The Monaco Grand Prix brought the team unwanted attention when Bernoldi held up David Coulthard's leading McLaren for nearly 40 laps using aggressive defensive driving. Coulthard publicly criticised both Bernoldi and Arrows after the race. Separately, Verstappen attracted a fifteen-thousand-dollar fine for an incident at Interlagos in which he collided with Juan Pablo Montoya's Williams while the Colombian was leading the race.

An elevated front wing design tried during practice at Monaco was immediately banned by the FIA on safety grounds before it could be raced.

As the season progressed, a limited testing budget and constrained finances began to take their toll. Both drivers fell further towards the back of the field in the second half of the year. Orange continued as title sponsor, but Eurobet withdrew mid-season after significant losses, and Paul Stoddart transferred his European Aviation logistical support to Minardi after purchasing that team. Bernoldi's Red Bull backing partially offset these losses.

The team finished tenth in the Constructors' Championship with a single point.

Despite the difficult season, Arrows secured a supply of customer Cosworth engines for 2002 as Tom Walkinshaw looked to stabilise the team's technical programme. One A22 chassis was later used in BOSS GP, driven by Bernd Herndlhofer, extending the car's competitive life beyond its Formula One career.

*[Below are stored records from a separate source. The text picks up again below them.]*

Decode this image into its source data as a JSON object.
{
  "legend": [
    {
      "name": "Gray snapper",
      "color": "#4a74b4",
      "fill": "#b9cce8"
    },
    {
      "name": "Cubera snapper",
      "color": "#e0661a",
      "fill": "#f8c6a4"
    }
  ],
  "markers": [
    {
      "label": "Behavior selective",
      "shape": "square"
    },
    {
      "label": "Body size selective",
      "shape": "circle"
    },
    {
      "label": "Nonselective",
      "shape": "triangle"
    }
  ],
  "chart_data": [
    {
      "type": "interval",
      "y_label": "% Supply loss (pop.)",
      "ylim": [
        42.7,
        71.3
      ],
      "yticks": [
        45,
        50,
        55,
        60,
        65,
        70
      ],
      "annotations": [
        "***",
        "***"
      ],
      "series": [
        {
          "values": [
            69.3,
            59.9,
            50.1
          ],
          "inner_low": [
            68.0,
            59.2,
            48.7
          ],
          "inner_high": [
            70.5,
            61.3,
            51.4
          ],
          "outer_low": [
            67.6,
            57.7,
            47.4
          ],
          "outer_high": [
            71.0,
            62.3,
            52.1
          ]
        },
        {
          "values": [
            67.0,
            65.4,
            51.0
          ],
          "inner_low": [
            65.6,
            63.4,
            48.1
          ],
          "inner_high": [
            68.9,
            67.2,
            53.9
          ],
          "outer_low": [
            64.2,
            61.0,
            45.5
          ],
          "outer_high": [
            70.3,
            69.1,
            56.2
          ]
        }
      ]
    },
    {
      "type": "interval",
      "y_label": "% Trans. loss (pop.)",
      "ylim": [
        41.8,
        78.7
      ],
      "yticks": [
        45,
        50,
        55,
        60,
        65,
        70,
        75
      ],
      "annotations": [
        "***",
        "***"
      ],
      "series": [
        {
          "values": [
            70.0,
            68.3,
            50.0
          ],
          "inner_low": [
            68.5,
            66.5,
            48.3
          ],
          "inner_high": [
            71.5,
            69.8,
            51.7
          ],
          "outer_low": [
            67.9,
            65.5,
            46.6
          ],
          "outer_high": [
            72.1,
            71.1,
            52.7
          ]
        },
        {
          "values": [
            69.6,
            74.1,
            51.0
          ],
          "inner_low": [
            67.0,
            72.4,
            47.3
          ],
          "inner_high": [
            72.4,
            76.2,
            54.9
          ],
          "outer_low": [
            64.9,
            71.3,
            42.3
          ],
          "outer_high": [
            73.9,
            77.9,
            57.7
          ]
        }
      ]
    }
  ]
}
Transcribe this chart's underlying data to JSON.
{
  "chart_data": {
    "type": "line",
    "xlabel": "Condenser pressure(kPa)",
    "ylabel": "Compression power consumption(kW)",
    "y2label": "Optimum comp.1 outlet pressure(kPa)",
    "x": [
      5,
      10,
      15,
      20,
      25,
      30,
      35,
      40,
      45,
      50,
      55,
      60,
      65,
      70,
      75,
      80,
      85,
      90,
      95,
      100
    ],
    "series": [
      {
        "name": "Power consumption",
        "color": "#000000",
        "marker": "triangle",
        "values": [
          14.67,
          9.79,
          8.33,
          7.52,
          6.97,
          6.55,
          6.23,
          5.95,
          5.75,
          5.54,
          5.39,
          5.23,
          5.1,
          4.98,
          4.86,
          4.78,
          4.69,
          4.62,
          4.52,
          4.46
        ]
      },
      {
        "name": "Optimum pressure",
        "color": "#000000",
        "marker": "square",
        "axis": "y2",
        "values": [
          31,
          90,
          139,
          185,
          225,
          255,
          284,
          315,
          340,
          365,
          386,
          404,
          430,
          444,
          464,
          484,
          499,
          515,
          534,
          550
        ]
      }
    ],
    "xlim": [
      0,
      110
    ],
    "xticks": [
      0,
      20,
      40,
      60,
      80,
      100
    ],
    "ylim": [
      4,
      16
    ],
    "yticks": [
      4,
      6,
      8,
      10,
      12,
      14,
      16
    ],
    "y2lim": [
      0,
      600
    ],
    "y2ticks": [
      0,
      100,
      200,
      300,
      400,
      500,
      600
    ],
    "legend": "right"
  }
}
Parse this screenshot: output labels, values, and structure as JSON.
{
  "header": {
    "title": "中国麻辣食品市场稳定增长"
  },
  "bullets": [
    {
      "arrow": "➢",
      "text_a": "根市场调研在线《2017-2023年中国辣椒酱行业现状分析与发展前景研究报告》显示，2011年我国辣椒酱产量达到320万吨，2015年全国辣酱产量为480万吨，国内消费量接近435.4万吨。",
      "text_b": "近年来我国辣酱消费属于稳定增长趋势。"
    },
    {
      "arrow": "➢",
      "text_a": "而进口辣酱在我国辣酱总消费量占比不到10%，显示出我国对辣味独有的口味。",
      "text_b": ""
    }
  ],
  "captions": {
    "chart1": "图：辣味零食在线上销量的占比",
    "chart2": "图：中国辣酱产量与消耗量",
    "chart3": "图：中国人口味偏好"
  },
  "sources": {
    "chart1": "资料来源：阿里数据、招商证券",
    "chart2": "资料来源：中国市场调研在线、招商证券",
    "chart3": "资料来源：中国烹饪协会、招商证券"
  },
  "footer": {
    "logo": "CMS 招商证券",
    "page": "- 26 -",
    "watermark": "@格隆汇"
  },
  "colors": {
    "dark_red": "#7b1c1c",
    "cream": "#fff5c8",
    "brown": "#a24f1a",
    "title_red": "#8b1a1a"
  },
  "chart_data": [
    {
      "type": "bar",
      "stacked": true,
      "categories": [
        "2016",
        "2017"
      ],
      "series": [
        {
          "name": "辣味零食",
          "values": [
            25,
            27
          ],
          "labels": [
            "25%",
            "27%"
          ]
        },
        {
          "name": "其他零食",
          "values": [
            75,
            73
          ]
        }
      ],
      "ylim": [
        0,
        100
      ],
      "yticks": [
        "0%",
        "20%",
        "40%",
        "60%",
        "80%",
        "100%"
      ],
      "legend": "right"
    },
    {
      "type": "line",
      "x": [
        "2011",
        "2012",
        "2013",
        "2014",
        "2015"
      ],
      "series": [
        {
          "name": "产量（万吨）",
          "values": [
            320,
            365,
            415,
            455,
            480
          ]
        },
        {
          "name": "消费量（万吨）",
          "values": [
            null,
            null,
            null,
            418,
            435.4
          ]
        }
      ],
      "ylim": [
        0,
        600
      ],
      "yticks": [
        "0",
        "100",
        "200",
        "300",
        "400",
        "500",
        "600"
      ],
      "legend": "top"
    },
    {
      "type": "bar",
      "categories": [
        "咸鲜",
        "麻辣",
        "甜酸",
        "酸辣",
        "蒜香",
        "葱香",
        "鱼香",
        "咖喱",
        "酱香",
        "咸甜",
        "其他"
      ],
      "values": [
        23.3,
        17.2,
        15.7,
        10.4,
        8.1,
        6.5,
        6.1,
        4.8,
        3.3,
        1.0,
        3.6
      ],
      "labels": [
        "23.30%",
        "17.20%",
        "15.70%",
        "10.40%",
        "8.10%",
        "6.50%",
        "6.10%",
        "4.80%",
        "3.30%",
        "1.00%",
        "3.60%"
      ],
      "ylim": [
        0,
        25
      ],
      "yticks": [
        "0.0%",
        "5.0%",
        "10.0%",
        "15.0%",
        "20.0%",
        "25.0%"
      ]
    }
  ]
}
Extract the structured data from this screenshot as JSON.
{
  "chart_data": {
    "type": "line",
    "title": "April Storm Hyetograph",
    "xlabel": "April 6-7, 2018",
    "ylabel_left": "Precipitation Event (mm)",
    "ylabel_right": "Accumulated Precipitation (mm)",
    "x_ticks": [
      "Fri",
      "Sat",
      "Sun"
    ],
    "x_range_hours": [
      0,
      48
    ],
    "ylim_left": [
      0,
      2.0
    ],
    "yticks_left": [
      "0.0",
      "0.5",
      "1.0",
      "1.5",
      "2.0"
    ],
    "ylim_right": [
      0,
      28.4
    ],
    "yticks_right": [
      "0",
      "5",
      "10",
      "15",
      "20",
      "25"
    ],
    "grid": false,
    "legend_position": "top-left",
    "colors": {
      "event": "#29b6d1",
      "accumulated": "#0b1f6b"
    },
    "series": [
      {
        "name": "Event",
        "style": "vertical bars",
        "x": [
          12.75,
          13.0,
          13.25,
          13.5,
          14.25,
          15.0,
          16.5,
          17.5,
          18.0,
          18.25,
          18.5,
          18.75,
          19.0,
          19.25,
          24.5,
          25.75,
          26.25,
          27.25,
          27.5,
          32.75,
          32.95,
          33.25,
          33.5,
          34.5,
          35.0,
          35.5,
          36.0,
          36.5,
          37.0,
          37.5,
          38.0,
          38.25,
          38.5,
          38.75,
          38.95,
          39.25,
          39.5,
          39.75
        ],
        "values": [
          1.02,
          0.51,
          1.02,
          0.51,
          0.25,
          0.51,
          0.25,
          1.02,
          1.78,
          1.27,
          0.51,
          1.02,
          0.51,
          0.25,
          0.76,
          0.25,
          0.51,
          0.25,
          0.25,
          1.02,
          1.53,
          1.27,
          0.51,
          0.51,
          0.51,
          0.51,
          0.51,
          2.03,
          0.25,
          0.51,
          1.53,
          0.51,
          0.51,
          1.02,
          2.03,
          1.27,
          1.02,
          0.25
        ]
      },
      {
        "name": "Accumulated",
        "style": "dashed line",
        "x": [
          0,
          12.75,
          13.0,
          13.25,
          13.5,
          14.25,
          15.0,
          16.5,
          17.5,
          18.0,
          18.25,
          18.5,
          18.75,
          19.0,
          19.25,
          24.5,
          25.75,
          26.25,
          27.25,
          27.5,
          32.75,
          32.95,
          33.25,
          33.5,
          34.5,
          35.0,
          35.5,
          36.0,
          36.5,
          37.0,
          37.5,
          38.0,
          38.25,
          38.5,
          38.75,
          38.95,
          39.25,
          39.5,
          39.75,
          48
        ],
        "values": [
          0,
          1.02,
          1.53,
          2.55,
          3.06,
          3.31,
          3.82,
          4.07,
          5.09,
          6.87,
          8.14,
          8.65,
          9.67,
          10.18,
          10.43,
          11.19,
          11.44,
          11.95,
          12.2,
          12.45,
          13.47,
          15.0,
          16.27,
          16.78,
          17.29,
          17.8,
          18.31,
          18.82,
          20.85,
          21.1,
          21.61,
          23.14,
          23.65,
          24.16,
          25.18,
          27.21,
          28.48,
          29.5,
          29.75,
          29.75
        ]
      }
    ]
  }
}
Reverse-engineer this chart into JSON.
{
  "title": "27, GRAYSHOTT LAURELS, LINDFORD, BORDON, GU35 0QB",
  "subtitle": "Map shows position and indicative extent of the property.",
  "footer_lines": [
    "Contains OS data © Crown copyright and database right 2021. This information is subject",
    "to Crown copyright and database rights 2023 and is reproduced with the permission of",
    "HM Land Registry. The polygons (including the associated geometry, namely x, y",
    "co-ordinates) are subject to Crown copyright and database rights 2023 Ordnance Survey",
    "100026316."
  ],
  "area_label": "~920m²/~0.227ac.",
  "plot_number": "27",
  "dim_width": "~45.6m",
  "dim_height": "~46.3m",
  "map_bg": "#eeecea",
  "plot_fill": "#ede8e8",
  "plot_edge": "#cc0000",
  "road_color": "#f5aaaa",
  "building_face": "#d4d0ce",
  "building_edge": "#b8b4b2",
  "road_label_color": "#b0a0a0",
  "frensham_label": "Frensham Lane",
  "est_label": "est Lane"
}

The A22 illustrates a recurring theme in Arrows' history: a promising chassis undermined by factors beyond its designers' control. The decision to switch engine suppliers for the second consecutive year, driven by financial necessity rather than technical ambition, squandered much of the progress the A21 had represented. The car's low-fuel strategy highlighted the team's ingenuity under constraint, but could not compensate for a fundamental power disadvantage against better-funded rivals.